Hax: Allow husband to avoid mom; you handle absence
Dear Carolyn: My mother is a narcissist. My husband of 13 years is tired of dealing with her at family holidays. He never has to see her at any other time, even though we live 30 minutes away. He wants me to tell her he doesn’t like her so she understands why he’s not at holidays and the occasional birthday. He thinks she should be made aware that it is her fault he isn’t there rather than make excuses like, “He had to work.”
I think it would hurt her to be told that, and I want him to just suck it up for approximately 15 hours a year. He thinks I’m too afraid of her to tell her the truth. I feel like it would harm my relationship with her, which I try to keep as cordial as possible. I am getting pretty good at calling her on the inappropriate things she says, but he doesn’t feel like he can call her out on stuff in her own house, and so he just doesn’t want to be there.
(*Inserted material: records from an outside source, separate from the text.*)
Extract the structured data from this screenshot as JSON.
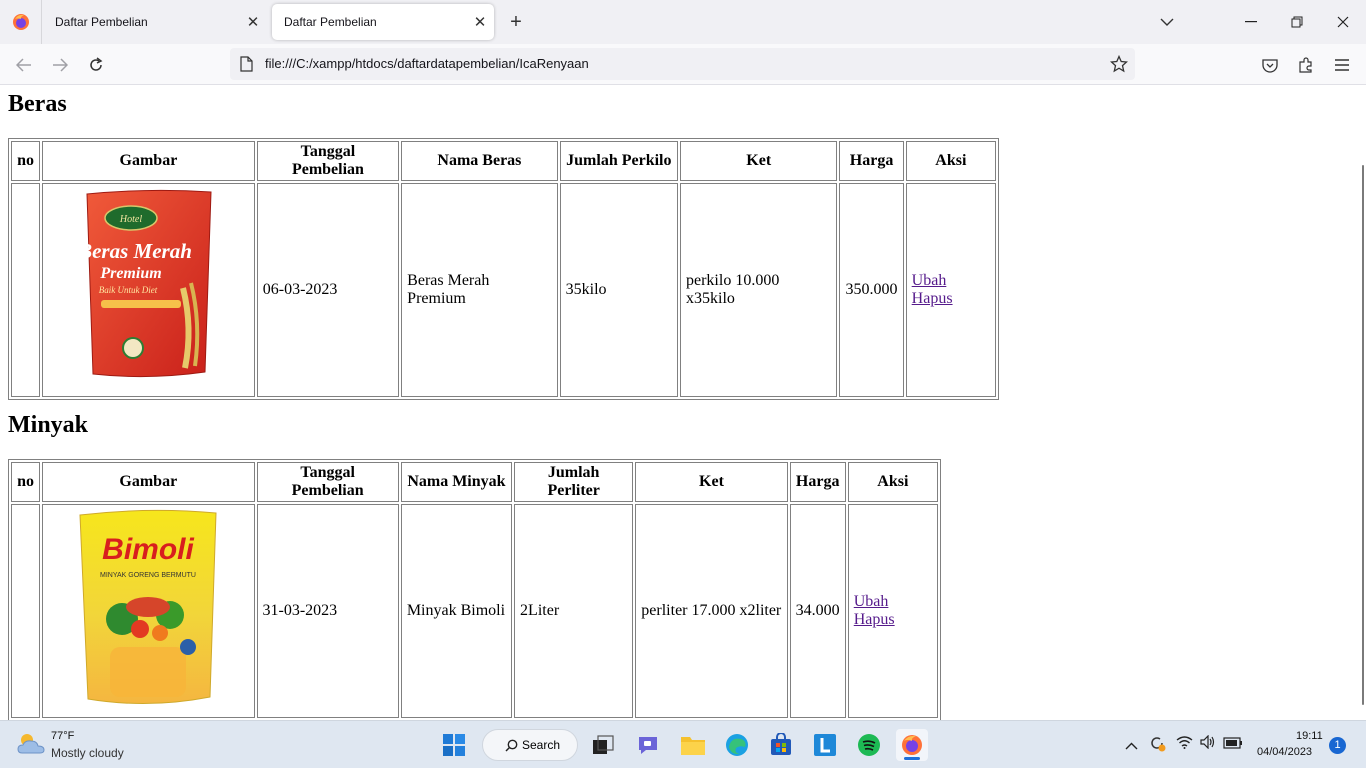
{
  "browser": {
    "tabs": [
      {
        "title": "Daftar Pembelian",
        "close": "✕"
      },
      {
        "title": "Daftar Pembelian",
        "close": "✕"
      }
    ],
    "new_tab": "+",
    "url": "file:///C:/xampp/htdocs/daftardatapembelian/IcaRenyaan"
  },
  "page": {
    "sections": [
      {
        "title": "Beras",
        "headers": [
          "no",
          "Gambar",
          "Tanggal Pembelian",
          "Nama Beras",
          "Jumlah Perkilo",
          "Ket",
          "Harga",
          "Aksi"
        ],
        "row": {
          "no": "",
          "image_brand": "Beras Merah",
          "image_sub": "Premium",
          "image_tag": "Baik Untuk Diet",
          "image_small": "Hotel",
          "date": "06-03-2023",
          "name": "Beras Merah Premium",
          "qty": "35kilo",
          "ket": "perkilo 10.000 x35kilo",
          "harga": "350.000",
          "ubah": "Ubah",
          "hapus": "Hapus"
        }
      },
      {
        "title": "Minyak",
        "headers": [
          "no",
          "Gambar",
          "Tanggal Pembelian",
          "Nama Minyak",
          "Jumlah Perliter",
          "Ket",
          "Harga",
          "Aksi"
        ],
        "row": {
          "no": "",
          "image_brand": "Bimoli",
          "image_sub": "MINYAK GORENG BERMUTU",
          "date": "31-03-2023",
          "name": "Minyak Bimoli",
          "qty": "2Liter",
          "ket": "perliter 17.000 x2liter",
          "harga": "34.000",
          "ubah": "Ubah",
          "hapus": "Hapus"
        }
      }
    ]
  },
  "taskbar": {
    "weather_temp": "77°F",
    "weather_desc": "Mostly cloudy",
    "search_label": "Search",
    "time": "19:11",
    "date": "04/04/2023",
    "notification_count": "1"
  }
}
Whenever I bring it up, his standard reply is a frustrated “I just don’t want to be around your mother!” I tell him a lot of people find a way to deal with their in-laws for the sake of their spouses, but he doesn’t believe me. I told him we should ask around, so I’m asking you. – K.
If he needs proof that other spouses put up with in-laws, then don’t look for him to respond to reason (or to the entirety of Western dramatic output since Clement Moore’s “A Visit from St. Nicholas”) on the subject. He’s insulting your intelligence.
Since there is ample room for a reasonable solution here, you’re about to learn whether he’s willing to be reasonable (i.e., whether you married your mother).
Pinning fault on someone serves only two purposes: to request a change, or to punish. Your husband hasn’t the slightest interest in having your mom try to treat him better, right? He just wants out (while, ahem, not owning that decision)?
So, that’s where he budges: by admitting, and dropping, his campaign to punish her.
Next, you budge by counting the decade-plus that your husband has already endured of your mother’s negativity as time served. Detente was your choice, not his.
Then you package these two concessions: You release him from any obligation to see your mom (emergencies excepted), and in return, you handle his absence as you see fit. Deal?